In another embodiment, the invention provides a transgenic plant transformed with an expression cassette comprising, in operative association, an isolated polynucleotide encoding a promoter capable of enhancing gene expression in leaves; an isolated polynucleotide encoding a mitochondrial transit peptide; and an isolated polynucleotide encoding a full-length isocitrate lyase polypeptide; wherein the transgenic plant demonstrates increased yield as compared to a wild type plant of the same variety which does not comprise the expression cassette.

In another embodiment, the invention provides a transgenic plant transformed with an expression cassette comprising, in operative association, an isolated polynucleotide encoding a promoter; an isolated polynucleotide encoding a chloroplast transit peptide; and an isolated polynucleotide encoding a full-length phospholipid hydroperoxide glutathione peroxidase polypeptide; wherein the transgenic plant demonstrates increased yield as compared to a wild type plant of the same variety which does not comprise the expression cassette.
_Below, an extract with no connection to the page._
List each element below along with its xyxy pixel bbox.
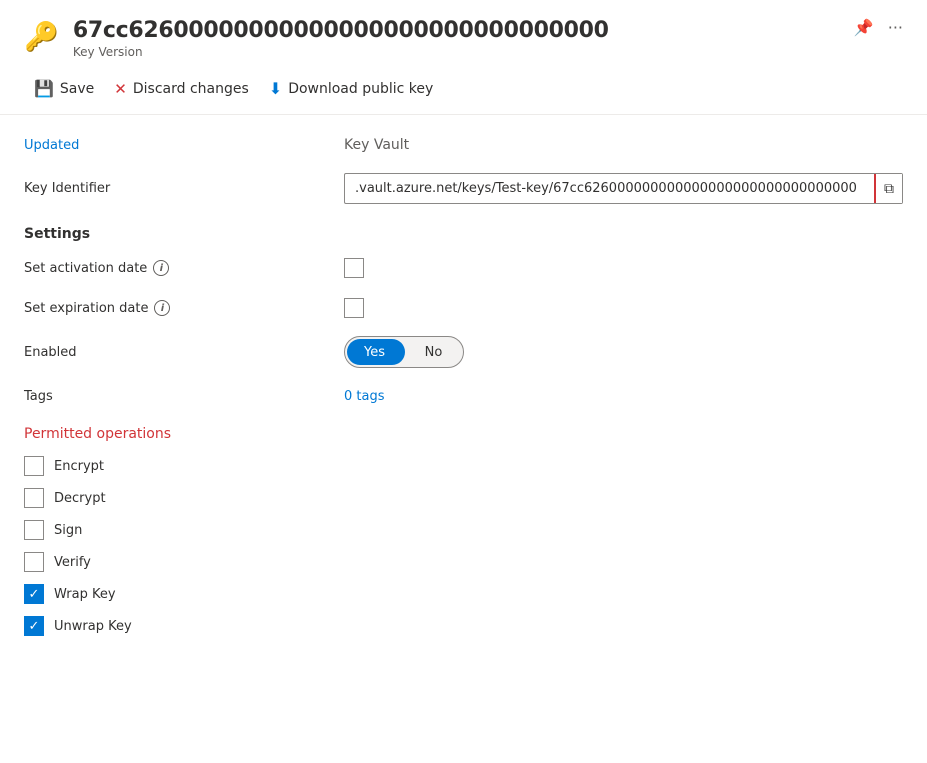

In another embodiment, the invention provides a transgenic plant transformed with an expression cassette comprising, in operative association, an isolated polynucleotide encoding a promoter and an isolated polynucleotide encoding a full-length gamma-glutamyltranspeptidase polypeptide; wherein the transgenic plant demonstrates increased yield as compared to a wild type plant of the same variety which does not comprise the expression cassette.

In another embodiment, the invention provides a transgenic plant transformed with an expression cassette comprising, in operative association, an isolated polynucleotide encoding a promoter; an isolated polynucleotide encoding a mitochondrial transit peptide; and an isolated polynucleotide encoding a full-length ATP synthase subunit B′ polypeptide; wherein the transgenic plant demonstrates increased yield as compared to a wild type plant of the same variety which does not comprise the expression cassette.

In another embodiment, the invention provides a transgenic plant transformed with an expression cassette comprising, in operative association, an isolated polynucleotide encoding a promoter; an isolated polynucleotide encoding a chloroplast transit peptide; and an isolated polynucleotide encoding a full-length C-22 sterol desaturase polypeptide; wherein the transgenic plant demonstrates increased yield as compared to a wild type plant of the same variety which does not comprise the expression cassette.